Kisah kedua adalah Mba Friska. Pagi tadi, sebuah chat masuk ke whatsapp saya, menanyakan buku, yang bagi saya adalah hal yang biasa. Yang tidak biasanya, pemilik nomor itu mengatakan ingin datang ke toko, mau lihat langsung buku-bukunya. Setelah saya jelaskan bahwa saya belum memiliki toko dan buku-buku hanya ada di rumah, singkat cerita dalam waktu satu jam pemiliki nomor itu sudah sampai ke rumah berdasarkan kisi-kisi seadanya yang saya beri via chat, tanpa tersesat samasekali. Perempuan muda itu mengenalkan diri sebagai Friska. Dari obrolan kesana kemari akhirnya ketahuan kalau usia kita sama dan almamater SMA kita juga sama, hanya berbeda angkatannya. Mba Friska bercerita panjang lebar tentang pengalaman literasinya di kota ini, tempat nongkrong kita dulu sama (lamin pohon), dan beberapa teman kita pun sama. Di penghujung kunjungannya ia mengutarakan bahwa ia merasa perlu membeli buku karena membutuhkan teman untuk menghabiskan waktu yang cukup panjang minggu depan. Hari Senin nanti ia akan menjalani operasi kecil dan salah satu persiapannya adalah membeli buku baru!

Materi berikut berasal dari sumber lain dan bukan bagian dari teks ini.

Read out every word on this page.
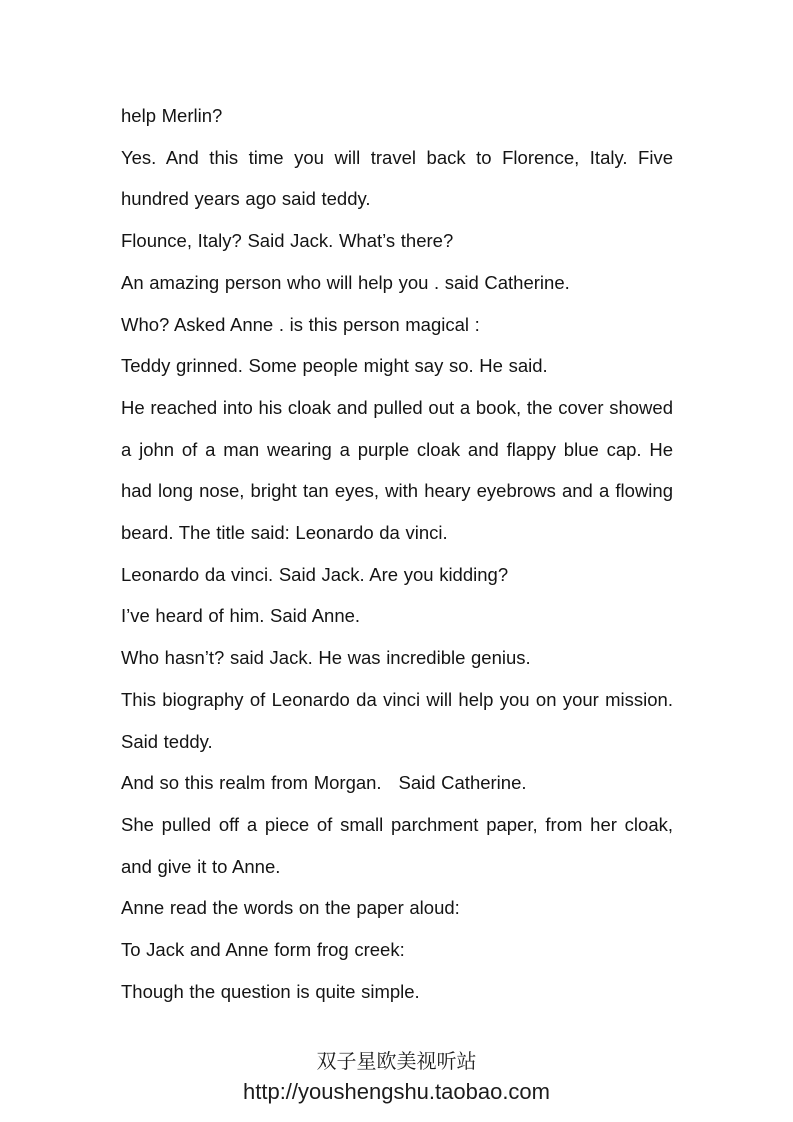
help Merlin?

Yes. And this time you will travel back to Florence, Italy. Five hundred years ago said teddy.

Flounce, Italy? Said Jack. What’s there?

An amazing person who will help you . said Catherine.

Who? Asked Anne . is this person magical :

Teddy grinned. Some people might say so. He said.

He reached into his cloak and pulled out a book, the cover showed a john of a man wearing a purple cloak and flappy blue cap. He had long nose, bright tan eyes, with heary eyebrows and a flowing beard. The title said: Leonardo da vinci.

Leonardo da vinci. Said Jack. Are you kidding?

I’ve heard of him. Said Anne.

Who hasn’t? said Jack. He was incredible genius.

This biography of Leonardo da vinci will help you on your mission. Said teddy.

And so this realm from Morgan.   Said Catherine.

She pulled off a piece of small parchment paper, from her cloak, and give it to Anne.

Anne read the words on the paper aloud:

To Jack and Anne form frog creek:

Though the question is quite simple.

双子星欧美视听站
http://youshengshu.taobao.com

Dalam satu minggu ini pertemuan saya dengan beberapa orang baru membuat saya berpikir dua kali tentang betapa poin ketiga yang disampaikan Aan Mansyur dua tahun lalu itu ternyata bukan hal yang sepele. Kalau Mas Denis bilang, di mana pun buku akan mempertemukan pecintanya. Ya, saya pun percaya kadang-kadang hanya masalah waktu saja saya dipertemukan dengan orang-orang seperti Mas Denis dan Mba Friska. Saya percaya buku akan mempertemukan pecintanya dengan pecinta yang lainnya. Tapi, bagaimana Semesta Kata mempertemukan saya dengan Mas Denis dan Mba Friska yang kemudian juga mempertemukan Mas Denis ke lingkaran yang lebih besar di kota yang baginya asing ini, benar-benar membukakan mata saya tentang bagaimana cara buku bekerja sebagai sebuah media sosial. Buku merupakan sebuah media sosial yang bisa membuat orang asing menjadi sangat akrab dalam waktu yang singkat, karena orang yang membaca buku pasti mengenali orang lain yang juga membaca buku. Ada karakter-karakter yang terbentuk ketika seseorang sungguh-sungguh membaca buku, dan kesamaan-kesamaan itulah yang memudahkan dua pembaca yang bertemu untuk beradaptasi bagi satu sama lain. Betapa ajaibnya buku bekerja.